Service families

Subject to operational requirements, the University will seek to provide flexibility on the timing of annual leave for staff who are partners of Service personnel before, during and after their partner’s deployment.

Also, the University will consider allowing the employee to take an extended period of leave (from their standard annual entitlement) and/or allow leave to be carried forward into the following year or brought forward from the following year.

As a service family member, it is important to have conversations with your line manager so that they are aware of your situation and how you may be feeling around your partner’s deployment. It’s probably also worth letting them know key dates and times, and that although agreed they may change at relatively short notice. Having an open dialogue with your line manager will be vital in making this flexible approach work.

Considerations for managers / supervisors

See the below considerations regarding particular times when your staff member may require support during their partner's deployment (not necessarily in priority order):

Being aware of important dates for the employee such as deployment dates, R&R dates, deployment return date, birthdays, anniversaries, and Christmas etc.

Understanding that news events may heighten emotions. e.g. terrorism, and reports of conflict. This may affect staff more during deployments than if it would have occurred at any other time.

Understanding stress and anxiety may occur due to uncertainty of what is happening (or what your staff member is imagining) with the person deployed. e.g. the risk of combat, confidentiality and operational security, not knowing what situation the partner is in, not understanding the day-to-day reality or risks, and travel to and from areas of operations.

Understanding that employees may be providing extra support to their deployed partners. e.g. unhappiness of being away from family/home, change of colleagues, change of work role, the stress of the situation they are in, loss of colleagues, fatigue, tiredness, and boredom.

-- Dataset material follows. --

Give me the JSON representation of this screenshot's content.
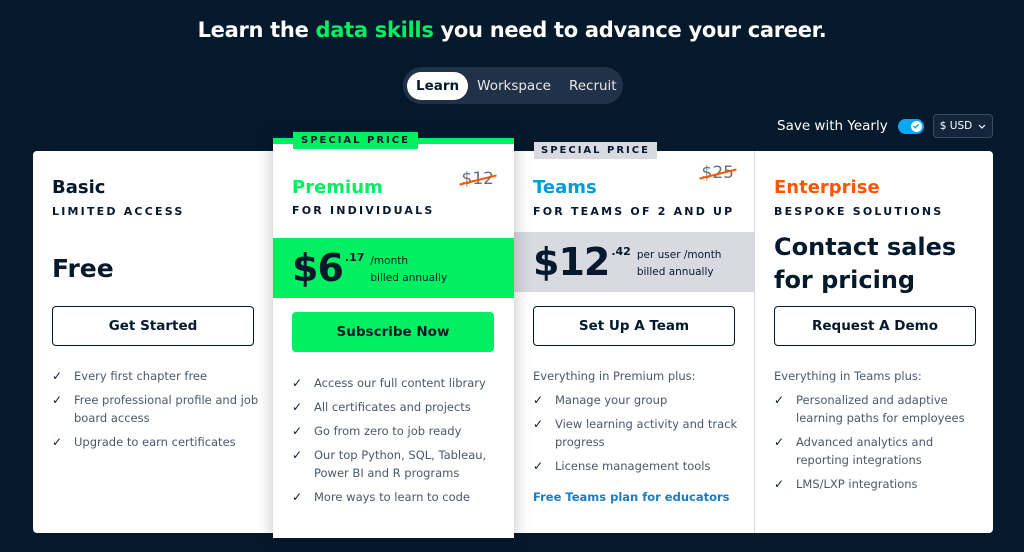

Being aware that there will be a (potential) reduction in emotional and/or available support for the employee whilst their partner is away. e.g. during periods of illness, challenges of work, daily stresses may become more amplified or prominent. These may be due to issues such as time differences, shift/working patterns, specific duties which may reduce contact time, inadequate internet connection and slow mail service, reduced time to talk (may be limited to 20 mins per week during operations).